Dans la salle d’audience, les deux prévenus gardent d’abord la tête basse, les mains croisées. Même marque de tee-shirt, l’un noir, l’autre blanc. Ilies, 21 ans, cheveux longs attachés, sans compagne ni enfant, dit avoir travaillé dans le nettoyage lorsqu’il était encore en liberté. Mohammed, 26 ans, père de deux enfants, petite barbe et vague de cheveux posée sur le crâne, est surnommé « Petit Moha » en raison de sa taille. Tous deux ont déjà été condamnés, notamment pour des affaires liées aux stupéfiants, à l’outrage ou à la rébellion. Quand le président commence à dérouler le dossier, ils se redressent.

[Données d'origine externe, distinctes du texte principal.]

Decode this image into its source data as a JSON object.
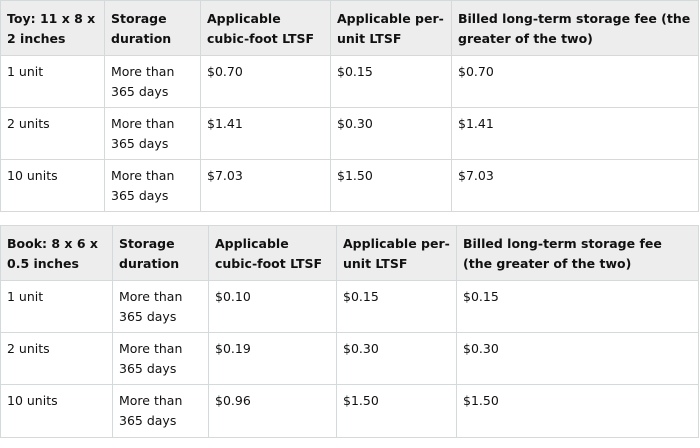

Ils contestent les faits. « J’étais dans cette cité tout simplement parce que j’habite à Empalot », explique l’un. « J’étais en Espagne, à mon retour j’ai été interpellé », assure l’autre. Le président insiste : comment fonctionne l’arme semi-automatique utilisée cette nuit-là ? Mohammed esquive : « Il faut demander aux policiers, ils s’y connaissent mieux que nous. »
Les images de vidéosurveillance montrent un Vespa gris, deux hommes, l’un casqué, l’autre cagoulé, l’un plus petit que l’autre. Ilies aurait été désigné par le « Cheval ». Des pièces de monnaie retrouvées sur les lieux portent aussi son ADN. « Normal, j’habite à Empalot, l’argent ça circule », se défend-il. Quant au téléphone d’Ilies, son bornage reste inexploitable : les enquêteurs parlent d’un « trou noir ».
Des zones d’ombre
Au milieu du procès, M. entre dans la salle. Un homme chétif, vêtu de rose de la tête aux pieds, cheveux noirs noués en queue-de-cheval. Il avance difficilement, avec une démarche cassée. « Je savais pas aujourd’hui le jugement », glisse-t-il d’une voix nasillarde.
Pour le procureur, les éléments « convergent de façon certaine » et ne laissent « pas de doute raisonnable ». L’instruction n’a toutefois pas permis d’établir qui tenait l’arme et qui se trouvait à l’arrière du scooter. Mais il requiert dix ans de prison contre Mohammed, huit ans contre Ilies. En défense, Me Guillaume Léguevaques, pour Ilies, et Me Anne Vidal, pour Mohammed, plaident la relaxe. Ils pointent « l’ADN mobile », « l’absence d’interception téléphonique » et « la parole donnée à un témoin dont la subjectivité interroge ».
Le tribunal n’a pas suivi. Il a condamné les deux hommes à huit ans de prison, considérant les faits « beaucoup trop graves » pour envisager une autre peine. Reste l’essentiel : un homme mutilé et des zones d’ombre intactes sur le pourquoi du tir.